Tres personas jóvenes, dos chicas y un varón, juegan con ellos y vigilan los movimientos de los niños en la plaza. Los tres son profesores que atienden a la no muy nutrida nómina de chiquillos. Ninguno de los tres jóvenes maestros son de allí, ni de algún lugar cercano. Las señoritas son de Checa, una de ellas, y de Miguelturra en Ciudad Real, la otra. El varón me ha dicho que es de Albacete.
- Supongo que el colegio será comarcal –les pregunto.
- Sí; pero los niños son todos de Villel; sólo hay dos de fuera, uno de Mochales y otro de Algar.
- ¿Os ha sido fácil acostumbraros a estar tan lejos de vuestra tierra?
- Sí; nos ha sido fácil. Aquí estamos bien.
- ¿Cuánto tiempo lleváis en este colegio?
- Muy poco. Sólo este curso. El compañero lleva menos de un mes.
Cuando se empieza a caminar pueblo arriba desde la plaza por la calle que dicen la Empedrada, resulta impresionante el tremendo bloque de roca sobre el que se sostiene lo poco que queda del castillo de los Funes. Para subir al barrio de arriba se puede hacer por cuatro calles diferentes: empedrada, Canónigos, Estanco y Calle del Horno. Pasadizos estrechos, rincones evocadores de aquel otro Villel de hace muchos años, siglos quizás, cuando los modos de vivir eran distintos a como lo son hoy, y que nos recuerdan las retorcidas callejuelas de la ciudad de Cuenca por las que se sube hasta la catedral. También aquí, estas calles en cuesta nos llevan hasta la placita del Dr. Larrad y a la iglesia de Nuestra Señora de la Asunción, que luce al mediodía su bella portada renacentista.
Por la placita ajardinada del Dr. Larrad, que es a la vez un interesante mirador sobre el pueblo y sobre el castillo, pasa en este momento la cartera repartiendo la correspondencia de casa en casa. La cartera de Villel es una mujer joven, dinámica, que no puede pararse en contemplaciones si quiere distribuir en el tiempo de que dispone todo el fardillo de papel que lleva en la valija. Sin detenerse un instante, me dice que hace el reparto diario en Labros, Amayas, Mochales, Villel y Algar.

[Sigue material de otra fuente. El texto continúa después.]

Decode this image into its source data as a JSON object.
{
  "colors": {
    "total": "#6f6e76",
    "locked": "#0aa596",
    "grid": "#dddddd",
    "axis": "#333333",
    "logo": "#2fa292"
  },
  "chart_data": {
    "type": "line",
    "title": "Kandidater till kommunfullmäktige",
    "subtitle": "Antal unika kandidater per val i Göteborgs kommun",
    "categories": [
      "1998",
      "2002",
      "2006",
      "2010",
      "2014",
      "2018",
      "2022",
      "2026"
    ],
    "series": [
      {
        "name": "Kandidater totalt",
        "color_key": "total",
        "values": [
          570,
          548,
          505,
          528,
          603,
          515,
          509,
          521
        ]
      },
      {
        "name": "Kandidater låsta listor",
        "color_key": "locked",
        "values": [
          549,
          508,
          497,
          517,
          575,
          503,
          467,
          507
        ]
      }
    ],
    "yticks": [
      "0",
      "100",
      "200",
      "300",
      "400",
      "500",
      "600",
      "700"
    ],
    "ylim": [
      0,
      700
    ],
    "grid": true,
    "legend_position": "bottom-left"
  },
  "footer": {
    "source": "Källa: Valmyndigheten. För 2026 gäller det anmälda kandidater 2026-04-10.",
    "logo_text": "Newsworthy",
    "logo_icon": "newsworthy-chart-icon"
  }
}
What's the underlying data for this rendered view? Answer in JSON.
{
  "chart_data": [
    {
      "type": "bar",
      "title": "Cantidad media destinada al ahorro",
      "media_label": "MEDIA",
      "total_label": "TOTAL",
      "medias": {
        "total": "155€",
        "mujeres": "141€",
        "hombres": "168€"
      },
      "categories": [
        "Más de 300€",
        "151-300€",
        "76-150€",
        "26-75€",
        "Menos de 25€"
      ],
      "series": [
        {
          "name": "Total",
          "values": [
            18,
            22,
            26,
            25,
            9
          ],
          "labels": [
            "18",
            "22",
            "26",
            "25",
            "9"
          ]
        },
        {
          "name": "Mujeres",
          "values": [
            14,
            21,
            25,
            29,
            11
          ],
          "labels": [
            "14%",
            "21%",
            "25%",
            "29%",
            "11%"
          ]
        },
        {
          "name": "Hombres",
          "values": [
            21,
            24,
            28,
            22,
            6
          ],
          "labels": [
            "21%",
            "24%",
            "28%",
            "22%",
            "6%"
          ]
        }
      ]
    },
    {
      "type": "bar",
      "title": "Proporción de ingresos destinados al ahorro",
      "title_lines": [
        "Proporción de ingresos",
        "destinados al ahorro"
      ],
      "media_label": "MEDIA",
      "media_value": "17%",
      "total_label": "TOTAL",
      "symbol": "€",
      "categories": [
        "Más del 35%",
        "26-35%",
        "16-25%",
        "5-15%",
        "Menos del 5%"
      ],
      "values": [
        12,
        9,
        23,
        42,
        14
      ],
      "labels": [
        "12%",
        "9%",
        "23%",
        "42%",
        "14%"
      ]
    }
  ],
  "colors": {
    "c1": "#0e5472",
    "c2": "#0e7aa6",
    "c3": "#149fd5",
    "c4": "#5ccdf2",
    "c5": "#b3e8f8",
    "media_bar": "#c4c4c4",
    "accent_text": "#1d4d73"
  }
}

Aunque tan sólo sea de manera testimonial, uno ha venido hasta Villel de Mesa con intención de visitar Algar aprovechando el viaje, siempre que el apretado horario que marca la distancia lo permita. Saliendo de la plaza, junto a las huertas, al pie del cerro de la Horca, se retoma la carretera que sólo hay que seguir en la misma dirección de las aguas del río para ponerse en Algar en un instante, el último pueblo de la provincia de Guadalajara de los tres que asientan en el valle, antes de que el río se meta en Aragón por Calmarza. El Mesa nace en las afueras del pueblo de Selas, brotando del suelo a borbotones, y en Anquela, al poco de nacer, gira en dirección hacia estos pagos al tiempo que va aumentando su caudal; desemboca en el Jalón, cerca de Ateca.

La carretera que nos lleva hasta Algar corre bajo las peñas por algunos tramos. A mitad de camino hay una especie de caserón al lado del río, solitario en pleno campo, que pienso puede tratarse de algún viejo molino movido por la corriente. Al pueblo ya lo tenemos ahí, extendido en vertiente a la solana como Villel, escalonado en la ladera. Desde su fundación, Algar de Mesa cuenta con el privilegio de poder dormir cada noche arrullado con el rumor de la chorrera que rompe el silencio del valle.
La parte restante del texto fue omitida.